The Forestry Commission, the Environmental Management Agency (EMA) and the Zimbabwe Republic Police (ZRP) has launched a national blitz code, operation huni dzabvepi for Illegal tree fellers and unauthorised firewood sellers which will see offenders being fined up to $14 500 or face a two-year jail term.
The two weeks’ national blitz code-named “Operation Huni Dzabvepi”, which was launched yesterday in Mbare, Harare, saw eight people being arrested and fined $14 500 each.
People cutting down trees for commercial purposes or selling firewood need authority from the Forestry Commission. Residents can still cut trees on their premises and may burn the timber for domestic use, but cannot sell the wood without permission.
In an interview yesterday, Forestry Commission operations manager Mr Lewis Radzire said the operation is targeting hotspots.
“The deforestation has reached alarming levels so as the lead agency as far as the conservation of forests and natural resources is concerned, we have put our hands together with our partners to try to reduce this rampant deforestation that is taking place,” he said.
“With the rising cost of energy, especially electricity, people in major cities are resorting to the environment which they perceive to be defenceless.”

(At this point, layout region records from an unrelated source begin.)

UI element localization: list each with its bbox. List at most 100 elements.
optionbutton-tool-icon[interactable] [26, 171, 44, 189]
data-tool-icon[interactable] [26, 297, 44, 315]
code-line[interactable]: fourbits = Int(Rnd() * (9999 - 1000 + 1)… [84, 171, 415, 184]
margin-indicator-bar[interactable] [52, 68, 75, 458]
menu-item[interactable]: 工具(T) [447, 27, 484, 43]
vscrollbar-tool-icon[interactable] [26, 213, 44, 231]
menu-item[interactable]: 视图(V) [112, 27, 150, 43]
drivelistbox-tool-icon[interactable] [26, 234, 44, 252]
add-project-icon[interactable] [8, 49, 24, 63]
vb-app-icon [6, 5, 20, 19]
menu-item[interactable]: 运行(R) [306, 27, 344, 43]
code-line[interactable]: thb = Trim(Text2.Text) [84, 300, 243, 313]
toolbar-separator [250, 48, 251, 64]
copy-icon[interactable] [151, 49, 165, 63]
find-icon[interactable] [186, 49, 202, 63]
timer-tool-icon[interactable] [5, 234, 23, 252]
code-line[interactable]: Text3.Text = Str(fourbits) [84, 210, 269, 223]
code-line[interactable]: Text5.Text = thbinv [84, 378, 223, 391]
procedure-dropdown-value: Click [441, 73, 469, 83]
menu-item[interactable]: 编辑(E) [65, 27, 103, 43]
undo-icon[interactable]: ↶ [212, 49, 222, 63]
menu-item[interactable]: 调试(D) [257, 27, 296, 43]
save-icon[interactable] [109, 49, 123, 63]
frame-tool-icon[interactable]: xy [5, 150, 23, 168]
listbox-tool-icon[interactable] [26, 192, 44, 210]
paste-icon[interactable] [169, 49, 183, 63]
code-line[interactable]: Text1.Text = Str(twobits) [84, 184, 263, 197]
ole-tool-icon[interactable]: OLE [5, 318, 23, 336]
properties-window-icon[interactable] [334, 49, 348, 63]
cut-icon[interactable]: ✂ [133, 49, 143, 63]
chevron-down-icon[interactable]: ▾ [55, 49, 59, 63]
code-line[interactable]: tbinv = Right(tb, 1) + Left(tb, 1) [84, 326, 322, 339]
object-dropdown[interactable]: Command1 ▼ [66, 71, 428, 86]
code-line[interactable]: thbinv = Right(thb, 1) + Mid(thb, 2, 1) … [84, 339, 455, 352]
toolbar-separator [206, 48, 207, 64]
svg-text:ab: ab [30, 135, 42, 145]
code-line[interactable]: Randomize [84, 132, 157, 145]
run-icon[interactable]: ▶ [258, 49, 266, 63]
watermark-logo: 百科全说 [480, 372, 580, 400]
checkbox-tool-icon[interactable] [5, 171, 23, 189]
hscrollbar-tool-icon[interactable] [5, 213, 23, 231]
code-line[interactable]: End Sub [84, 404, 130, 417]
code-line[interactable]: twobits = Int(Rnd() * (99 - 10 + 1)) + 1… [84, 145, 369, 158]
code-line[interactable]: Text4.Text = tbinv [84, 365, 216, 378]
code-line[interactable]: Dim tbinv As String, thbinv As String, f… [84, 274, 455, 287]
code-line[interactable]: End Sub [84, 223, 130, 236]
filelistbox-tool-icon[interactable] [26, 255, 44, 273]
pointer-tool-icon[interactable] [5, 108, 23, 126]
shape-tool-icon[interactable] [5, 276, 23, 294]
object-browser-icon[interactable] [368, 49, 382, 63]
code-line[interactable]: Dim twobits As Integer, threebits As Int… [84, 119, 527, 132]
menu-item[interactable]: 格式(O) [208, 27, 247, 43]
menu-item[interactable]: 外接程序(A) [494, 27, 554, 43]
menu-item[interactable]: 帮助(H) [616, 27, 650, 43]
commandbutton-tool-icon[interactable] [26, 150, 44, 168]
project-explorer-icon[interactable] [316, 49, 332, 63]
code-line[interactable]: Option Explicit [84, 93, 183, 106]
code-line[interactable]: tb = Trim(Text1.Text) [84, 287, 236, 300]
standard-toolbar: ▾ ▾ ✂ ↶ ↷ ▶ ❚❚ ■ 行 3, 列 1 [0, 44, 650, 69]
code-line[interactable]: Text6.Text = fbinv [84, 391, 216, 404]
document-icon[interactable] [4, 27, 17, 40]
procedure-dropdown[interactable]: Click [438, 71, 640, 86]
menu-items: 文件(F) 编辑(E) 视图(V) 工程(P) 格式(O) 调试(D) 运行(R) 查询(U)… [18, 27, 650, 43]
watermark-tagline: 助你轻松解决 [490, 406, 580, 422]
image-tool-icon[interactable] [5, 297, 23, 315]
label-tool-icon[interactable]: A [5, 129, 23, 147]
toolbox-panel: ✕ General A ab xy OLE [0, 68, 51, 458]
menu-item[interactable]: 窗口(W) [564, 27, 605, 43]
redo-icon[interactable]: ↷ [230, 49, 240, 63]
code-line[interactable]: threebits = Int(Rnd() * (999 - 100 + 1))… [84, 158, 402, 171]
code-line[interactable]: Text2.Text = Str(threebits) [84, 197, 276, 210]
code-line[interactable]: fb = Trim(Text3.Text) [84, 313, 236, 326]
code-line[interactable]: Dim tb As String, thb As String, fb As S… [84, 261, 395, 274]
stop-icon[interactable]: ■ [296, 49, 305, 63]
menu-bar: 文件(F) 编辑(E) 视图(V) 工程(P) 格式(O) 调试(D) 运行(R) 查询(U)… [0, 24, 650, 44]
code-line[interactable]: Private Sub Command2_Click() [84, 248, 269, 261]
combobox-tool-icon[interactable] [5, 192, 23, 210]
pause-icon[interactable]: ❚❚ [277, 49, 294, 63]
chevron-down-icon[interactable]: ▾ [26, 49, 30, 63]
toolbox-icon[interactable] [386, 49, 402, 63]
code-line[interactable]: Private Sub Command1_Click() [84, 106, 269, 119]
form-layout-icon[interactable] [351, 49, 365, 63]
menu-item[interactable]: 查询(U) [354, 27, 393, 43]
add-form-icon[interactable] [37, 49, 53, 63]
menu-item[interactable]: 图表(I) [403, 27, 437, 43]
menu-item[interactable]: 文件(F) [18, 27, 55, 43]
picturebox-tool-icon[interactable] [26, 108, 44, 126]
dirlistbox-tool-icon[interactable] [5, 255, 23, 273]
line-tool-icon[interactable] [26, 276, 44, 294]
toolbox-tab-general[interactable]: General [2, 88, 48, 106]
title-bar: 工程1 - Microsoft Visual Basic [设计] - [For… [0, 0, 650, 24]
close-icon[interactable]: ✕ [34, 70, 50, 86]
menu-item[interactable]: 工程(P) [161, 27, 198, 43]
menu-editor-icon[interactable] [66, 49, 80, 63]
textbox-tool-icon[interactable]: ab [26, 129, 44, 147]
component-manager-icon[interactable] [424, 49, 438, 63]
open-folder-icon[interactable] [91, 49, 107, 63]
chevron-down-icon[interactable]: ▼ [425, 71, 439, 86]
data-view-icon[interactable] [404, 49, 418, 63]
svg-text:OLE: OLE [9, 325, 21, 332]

Mr Radzire said there was a booming poultry industry which is specifically looking for charcoal, which is being used for breeding chicks. There is rampant charcoal production mainly in Muzarabani and partly from Mhondoro-Ngezi.
For one to produce a tonne of charcoal, they would need 10 tonnes of firewood. Highways have also seen a strong presence of firewood sellers, leaving massive deforestation.
Mr Radzire warned people purporting to be clearing land for arable purposes, saying there was a procedure to be followed for one to extract firewood from the forest as provided for by the Forest Act.
The Forestry Commission is conducting awareness campaigns to ensure people minimise the wanton cutting down of trees. EMA Harare Metropolitan environmental manager, Mr Robson Mavondo, said resettlement and communal areas around urban areas were largely responsible for cutting trees as source of livelihoods.